171    Pour l’ensemble de ces motifs, il y a lieu de considérer que la Commission n’a pas violé le principe de bonne administration et l’article 41 de la charte des droits fondamentaux, ni le principe d’égalité de traitement, ni l’équité en n’étendant pas à Emesa et à Galycas, qui n’y avaient pas droit, le bénéfice de la demande de clémence introduite par Arcelor España et, partant, en ne leur accordant pas une réduction du montant de l’amende analogue à celle qu’elle avait accordée à ArcelorMittal España.

172    Par conséquent, il y a lieu de rejeter le deuxième moyen dans son intégralité.

[omissis]

 Sur les dépens

188    Aux termes de l’article 134, paragraphe 1, premier alinéa, du règlement de procédure, toute partie qui succombe est condamnée aux dépens, s’il est conclu en ce sens.

189    Les requérantes ayant succombé en leurs conclusions et la Commission ainsi que le Conseil ayant conclu en ce sens, elles supporteront leurs propres dépens ainsi que ceux exposés par la Commission et le Conseil.

190    Par ailleurs, en vertu de l’article 139, sous a), du règlement de procédure, si le Tribunal a exposé des frais qui auraient pu être évités, notamment si le recours a un caractère manifestement abusif, il peut condamner la partie qui les a provoqués à les rembourser.

191    Il convient de rappeler que, en l’espèce, par ordonnance du 16 mai 2014, le Tribunal a ordonné à la Commission de produire la version confidentielle des documents qui faisaient l’objet des mesures d’organisation de la procédure du 17 décembre 2013 qui ne lui avaient pas encore été transmis par celle‑ci.

192    Le 23 mai 2014, la Commission a communiqué une version non confidentielle de ces documents au Tribunal.

193    Par ordonnance du 12 juin 2014, le Tribunal a ordonné à la Commission de produire la version confidentielle desdits documents.

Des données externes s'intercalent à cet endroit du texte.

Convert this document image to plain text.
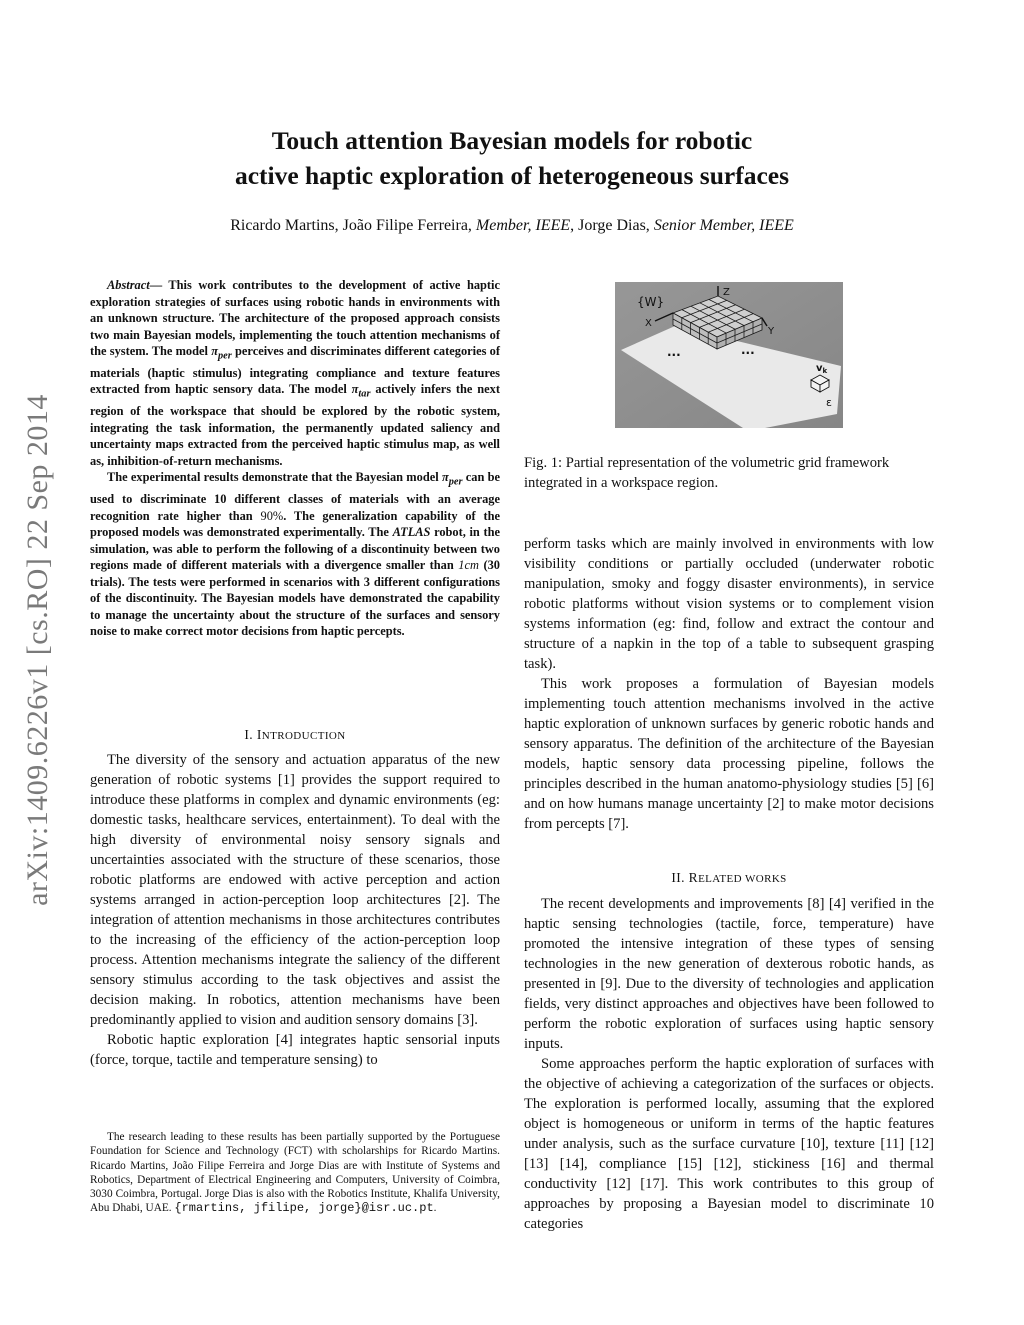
arXiv:1409.6226v1 [cs.RO] 22 Sep 2014
Touch attention Bayesian models for robotic
active haptic exploration of heterogeneous surfaces
Ricardo Martins, João Filipe Ferreira, Member, IEEE, Jorge Dias, Senior Member, IEEE

Abstract— This work contributes to the development of active haptic exploration strategies of surfaces using robotic hands in environments with an unknown structure. The architecture of the proposed approach consists two main Bayesian models, implementing the touch attention mechanisms of the system. The model $\pi_{per}$ perceives and discriminates different categories of materials (haptic stimulus) integrating compliance and texture features extracted from haptic sensory data. The model $\pi_{tar}$ actively infers the next region of the workspace that should be explored by the robotic system, integrating the task information, the permanently updated saliency and uncertainty maps extracted from the perceived haptic stimulus map, as well as, inhibition-of-return mechanisms.

The experimental results demonstrate that the Bayesian model $\pi_{per}$ can be used to discriminate 10 different classes of materials with an average recognition rate higher than 90%. The generalization capability of the proposed models was demonstrated experimentally. The ATLAS robot, in the simulation, was able to perform the following of a discontinuity between two regions made of different materials with a divergence smaller than 1cm (30 trials). The tests were performed in scenarios with 3 different configurations of the discontinuity. The Bayesian models have demonstrated the capability to manage the uncertainty about the structure of the surfaces and sensory noise to make correct motor decisions from haptic percepts.

I. INTRODUCTION

The diversity of the sensory and actuation apparatus of the new generation of robotic systems [1] provides the support required to introduce these platforms in complex and dynamic environments (eg: domestic tasks, healthcare services, entertainment). To deal with the high diversity of environmental noisy sensory signals and uncertainties associated with the structure of these scenarios, those robotic platforms are endowed with active perception and action systems arranged in action-perception loop architectures [2]. The integration of attention mechanisms in those architectures contributes to the increasing of the efficiency of the action-perception loop process. Attention mechanisms integrate the saliency of the different sensory stimulus according to the task objectives and assist the decision making. In robotics, attention mechanisms have been predominantly applied to vision and audition sensory domains [3].

Robotic haptic exploration [4] integrates haptic sensorial inputs (force, torque, tactile and temperature sensing) to

The research leading to these results has been partially supported by the Portuguese Foundation for Science and Technology (FCT) with scholarships for Ricardo Martins. Ricardo Martins, João Filipe Ferreira and Jorge Dias are with Institute of Systems and Robotics, Department of Electrical Engineering and Computers, University of Coimbra, 3030 Coimbra, Portugal. Jorge Dias is also with the Robotics Institute, Khalifa University, Abu Dhabi, UAE. {rmartins, jfilipe, jorge}@isr.uc.pt.

{W}
Z
X
Y
...	...
$v_k$
ε
Fig. 1: Partial representation of the volumetric grid framework integrated in a workspace region.

perform tasks which are mainly involved in environments with low visibility conditions or partially occluded (underwater robotic manipulation, smoky and foggy disaster environments), in service robotic platforms without vision systems or to complement vision systems information (eg: find, follow and extract the contour and structure of a napkin in the top of a table to subsequent grasping task).

This work proposes a formulation of Bayesian models implementing touch attention mechanisms involved in the active haptic exploration of unknown surfaces by generic robotic hands and sensory apparatus. The definition of the architecture of the Bayesian models, haptic sensory data processing pipeline, follows the principles described in the human anatomo-physiology studies [5] [6] and on how humans manage uncertainty [2] to make motor decisions from percepts [7].

II. RELATED WORKS

The recent developments and improvements [8] [4] verified in the haptic sensing technologies (tactile, force, temperature) have promoted the intensive integration of these types of sensing technologies in the new generation of dexterous robotic hands, as presented in [9]. Due to the diversity of technologies and application fields, very distinct approaches and objectives have been followed to perform the robotic exploration of surfaces using haptic sensory inputs.

Some approaches perform the haptic exploration of surfaces with the objective of achieving a categorization of the surfaces or objects. The exploration is performed locally, assuming that the explored object is homogeneous or uniform in terms of the haptic features under analysis, such as the surface curvature [10], texture [11] [12] [13] [14], compliance [15] [12], stickiness [16] and thermal conductivity [12] [17]. This work contributes to this group of approaches by proposing a Bayesian model to discriminate 10 categories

194    La Commission a déféré à cette demande le 16 juin 2014.

195    Il convient donc, eu égard à l’importance des frais que le Tribunal a dû exposer et qui auraient pu être évités, de condamner la Commission à rembourser au Tribunal une partie de ces frais pour un montant de 1 500 euros.

Par ces motifs,

LE TRIBUNAL (sixième chambre)

déclare et arrête :

1)      Le recours est rejeté.

2)      Emesa‑Trefilería, SA et Industrias Galycas, SA supporteront leurs propres dépens ainsi que ceux de la Commission européenne et du Conseil de l’Union européenne.

3)      La Commission est condamnée à payer au Tribunal un montant de 1 500 euros au titre de l’article 139, sous a), de son règlement de procédure, afin de rembourser une partie des frais que ce dernier a dû exposer.

Frimodt Nielsen

Dehousse

Collins

Ainsi prononcé en audience publique à Luxembourg, le 15 juillet 2015.

Signatures


* Langue de procédure : l’anglais.


1      Ne sont reproduits que les points du présent arrêt dont le Tribunal estime la publication utile.